EL AUTOR es topógrafo y docente universitario. Reside en Santo Domingo.
POR MIGUEL ALBERTO VALOY RAMIREZ
La modificación de los reglamentos del Registro de Títulos y Mensuras Catastrales ha sido un paso esencial para modernizar los procedimientos técnicos y administrativos en la República Dominicana.
Estas reformas mejoran la precisión en mensuras, fortalecen la seguridad jurídica de los títulos y agilizan la resolución de conflictos de límites de propiedad, fortaleciendo la confianza ciudadana en el sistema inmobiliario.
La Ley No. 1542 de 1947 constituyó la almohadilla técnica del sistema, estableciendo procedimientos claros para la inscripción de títulos y mensuras. No obstante, su implementación se vio limitada por posibles escasos y discrecionalidad administrativa, lo que afectó la eficiencia y cobertura del registro territorial.
La Ley No. 108-05 buscó modernizar el sistema mediante la creación de la Potestad Inmobiliaria y los Tribunales de Tierras. Aunque su intención técnica era mejorar el registro, en la actos funcionó como un parche admitido para corregir vacíos generados por actos administrativos previos sin respaldo constitucional, llegando a denominarla como una ley entorno , cosa nunca antaño perspectiva ,consolidando decisiones vulnerables que aún afectan la seguridad jurídica y la morosidad de los tribunales.

Antiguamente de la Ley 108-05, Piky Lora y Cecilio Santana elaboraron un trapo que respetaba la Constitución y la almohadilla técnica de la Ley 1542, proponiendo mejoras en la inscripción de títulos y los procedimientos de mensura, con un enfoque técnico sólido y legalmente fundamentado.
Lamentablemente, ese esquema fue olvidado y reemplazado por soluciones administrativas que, aunque buscaban modernizar el sistema, no respetaban plenamente los límites constitucionales, permitiendo que se consolidara un malogrado admitido que la Ley 108-05 intentó cubrir de guisa parcial.
La transferencia operativa del Registro de Títulos y Mensuras Catastrales al Poder Legislativo carecía de respaldo constitucional, pues el Ejecutor no puede ceder funciones sin autorización del Congreso. Cualquier ciudadano afectado puede impugnar estas decisiones, especialmente frente a la congestión de los Tribunales de Tierras.
La regularización parcelaria recibió un impulso técnico con la Resolución No. 2454-2018, que estableció el Reglamento Común de Mensuras Catastrales. Este resultado fue fruto de la colaboración entre Andrés Rosario, Director de Mensuras Catastrales en esa época, ASODAGRIM, CODIA y el Consejo del Poder Legislativo presidido por Mariano Germán Mejía, buscando eficiencia, transparencia y claridad norma en los procesos registrales.
La oficina del Registro debería estar centralizada por El Catastro Doméstico, Mensuras Catastrales y Registro de Títulos en un entraña autónomo y profesional bajo la tutela del Ocupación de Jurisprudencia o del Ocupación de Hacienda.

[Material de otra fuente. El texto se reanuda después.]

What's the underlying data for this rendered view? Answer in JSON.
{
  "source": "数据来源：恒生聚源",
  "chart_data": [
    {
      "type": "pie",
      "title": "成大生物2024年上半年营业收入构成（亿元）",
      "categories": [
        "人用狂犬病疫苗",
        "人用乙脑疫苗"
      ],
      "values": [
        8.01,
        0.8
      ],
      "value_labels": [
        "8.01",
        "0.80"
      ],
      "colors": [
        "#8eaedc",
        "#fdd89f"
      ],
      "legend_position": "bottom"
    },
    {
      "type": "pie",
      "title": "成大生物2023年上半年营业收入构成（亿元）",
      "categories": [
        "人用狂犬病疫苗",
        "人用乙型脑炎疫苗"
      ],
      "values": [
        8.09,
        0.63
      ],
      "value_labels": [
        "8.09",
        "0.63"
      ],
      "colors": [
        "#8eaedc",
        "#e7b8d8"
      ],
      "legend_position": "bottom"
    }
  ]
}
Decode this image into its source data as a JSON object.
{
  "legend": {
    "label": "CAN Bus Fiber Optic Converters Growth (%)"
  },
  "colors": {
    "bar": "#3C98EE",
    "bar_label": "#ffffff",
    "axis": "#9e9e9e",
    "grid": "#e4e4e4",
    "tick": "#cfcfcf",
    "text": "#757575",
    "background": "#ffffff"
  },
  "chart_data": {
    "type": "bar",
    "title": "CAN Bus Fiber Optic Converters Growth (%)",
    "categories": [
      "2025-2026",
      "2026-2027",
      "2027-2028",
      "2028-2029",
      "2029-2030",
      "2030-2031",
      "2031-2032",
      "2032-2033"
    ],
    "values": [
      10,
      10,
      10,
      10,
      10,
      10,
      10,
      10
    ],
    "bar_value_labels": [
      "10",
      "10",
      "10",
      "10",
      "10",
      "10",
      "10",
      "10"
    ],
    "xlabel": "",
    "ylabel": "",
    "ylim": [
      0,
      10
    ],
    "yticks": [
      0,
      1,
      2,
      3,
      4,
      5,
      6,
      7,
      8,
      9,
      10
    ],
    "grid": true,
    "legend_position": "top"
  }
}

Esto permitiría evitar conflictos de interés, certificar autonomía técnica y presupuestaria, estrechar morosidad y errores administrativos, y liberar al Poder Legislativo para funciones estrictamente jurisdiccionales.
Actualmente, el Poder Legislativo cobra tasas por servicios registrales, como inscripción de títulos y trámites de mensura. Esta actos genera lo que podría interpretarse como doble tributación y, a la vez, implica que el Ejecutor renuncia a su función recaudadora, afectando directamente el presupuesto legislativo y aumentando la presión sobre posibles limitados destinados a infraestructura, tecnología y personal especializado.
Encima, el edificio de la Potestad Inmobiliaria luce arrabalizado, compartido con tribunales de delincuencia popular, lo que dificulta la eficiencia operativa y la percepción ciudadana.
El intento de modernización a finales de los abriles 90, aunque impulsado por resultados visibles, ignoró límites constitucionales, evidenciando la vulnerabilidad del sistema cuando decisiones administrativas no respetan la derecho constitucional. La morosidad de los tribunales constituye un freno al ampliación crematístico e inmobiliario del país.
La profesionalización de los agrimensores y la creación de la Estudios en Agrimensura por la UASD permiten que estos profesionales ocupen posiciones superiores, dirijan procesos registrales con criterio técnico y legal, contribuyan a la modernización institucional y reduzcan errores administrativos, liberando al Poder Legislativo para funciones jurisdiccionales.
Asimismo, estarán capacitados para acomodarse cargos altos tanto en el sector divulgado como en el privado.
Esta formación garantiza que la administración catastral y registral pueda ejecutar en el futuro con eficiencia, transparencia y profesionalismo, fortaleciendo la seguridad jurídica, evitando la repetición de errores del pasado y consolidando un ciclo de modernización.